RE:Hammer, please address the following....For nuggety gold MS assays are a better technique than Fire assay. If no nuggety gold the result will likely not change and fire assay is just as good for a much lower cost. BGM has both types of mineralization, nuggetty and evenly disseminated.
As for numbers up or down in a comparison - a result of less than 0.5 g/t or even up to 3.0 g/t may or may not be significant depending on the grade range. If you have a sample that is in the 10 to 20 g/t range from either method and then re-run it several times chances are will get variation of up to 2 - 3 g/t up or down. This is considered normal as you are taking different cuts from the prepared pulp and no matter how hard the lab tries to homogenize it there will be differences.
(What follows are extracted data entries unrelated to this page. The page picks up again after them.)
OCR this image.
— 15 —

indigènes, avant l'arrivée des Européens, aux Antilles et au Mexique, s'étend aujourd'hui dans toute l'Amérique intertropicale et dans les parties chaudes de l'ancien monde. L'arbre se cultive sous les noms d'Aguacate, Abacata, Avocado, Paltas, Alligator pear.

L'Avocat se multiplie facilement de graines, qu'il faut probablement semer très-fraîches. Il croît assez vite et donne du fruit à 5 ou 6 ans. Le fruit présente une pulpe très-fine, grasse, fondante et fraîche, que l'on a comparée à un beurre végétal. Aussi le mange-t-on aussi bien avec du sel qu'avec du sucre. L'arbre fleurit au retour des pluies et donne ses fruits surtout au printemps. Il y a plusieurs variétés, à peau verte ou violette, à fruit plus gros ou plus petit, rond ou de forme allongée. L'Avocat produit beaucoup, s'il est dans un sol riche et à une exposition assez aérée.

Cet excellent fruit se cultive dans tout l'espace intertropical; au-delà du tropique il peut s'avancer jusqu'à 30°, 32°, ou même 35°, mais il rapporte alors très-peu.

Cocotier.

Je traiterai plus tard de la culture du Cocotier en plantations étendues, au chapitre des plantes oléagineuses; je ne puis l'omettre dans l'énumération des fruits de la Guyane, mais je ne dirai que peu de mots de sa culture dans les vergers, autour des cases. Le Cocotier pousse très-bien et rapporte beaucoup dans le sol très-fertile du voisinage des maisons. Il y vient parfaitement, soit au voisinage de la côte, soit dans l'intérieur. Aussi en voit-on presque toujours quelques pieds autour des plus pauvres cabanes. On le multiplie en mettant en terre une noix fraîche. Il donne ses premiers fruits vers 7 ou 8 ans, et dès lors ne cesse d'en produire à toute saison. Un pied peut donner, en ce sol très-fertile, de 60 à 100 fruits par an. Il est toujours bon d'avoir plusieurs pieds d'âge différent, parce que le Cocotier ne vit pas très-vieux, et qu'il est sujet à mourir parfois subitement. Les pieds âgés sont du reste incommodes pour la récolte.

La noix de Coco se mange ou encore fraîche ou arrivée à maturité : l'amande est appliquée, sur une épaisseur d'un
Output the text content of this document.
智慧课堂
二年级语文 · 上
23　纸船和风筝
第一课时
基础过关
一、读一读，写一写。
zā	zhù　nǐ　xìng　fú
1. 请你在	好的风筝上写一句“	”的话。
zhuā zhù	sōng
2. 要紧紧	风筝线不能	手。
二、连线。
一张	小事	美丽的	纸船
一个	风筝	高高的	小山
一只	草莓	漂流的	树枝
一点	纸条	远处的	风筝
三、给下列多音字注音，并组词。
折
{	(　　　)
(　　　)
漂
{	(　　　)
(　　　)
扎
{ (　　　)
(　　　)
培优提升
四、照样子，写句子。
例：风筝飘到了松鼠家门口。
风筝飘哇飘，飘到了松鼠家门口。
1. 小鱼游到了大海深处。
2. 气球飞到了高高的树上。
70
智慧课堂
I used the words dangerous, and misleading, because your calculation suggested that the metallics added 29 g/t to the average grade of the intervals you were making a calculation for. While there was clearly an increase for some intervals you merelty added up the "increases" and divided the total by by 7 to give your addition of 29 g/t Au for each of the 100 foot interval. (note that the company uses metric grades but imperial lengths - another peeve of mine - but that is another discussion). While I have not done a calculation myself using length weights as discussed in the other posts i would suggest that the over all increase in term of g/t is much less than this. As such throwing a number like that out there could easily mislead others to thinking that MS assays will add this much to the resource grade. Given the deposit average, indicated and inferred, is about 2.5 g/t this would be an across the board 10X increase.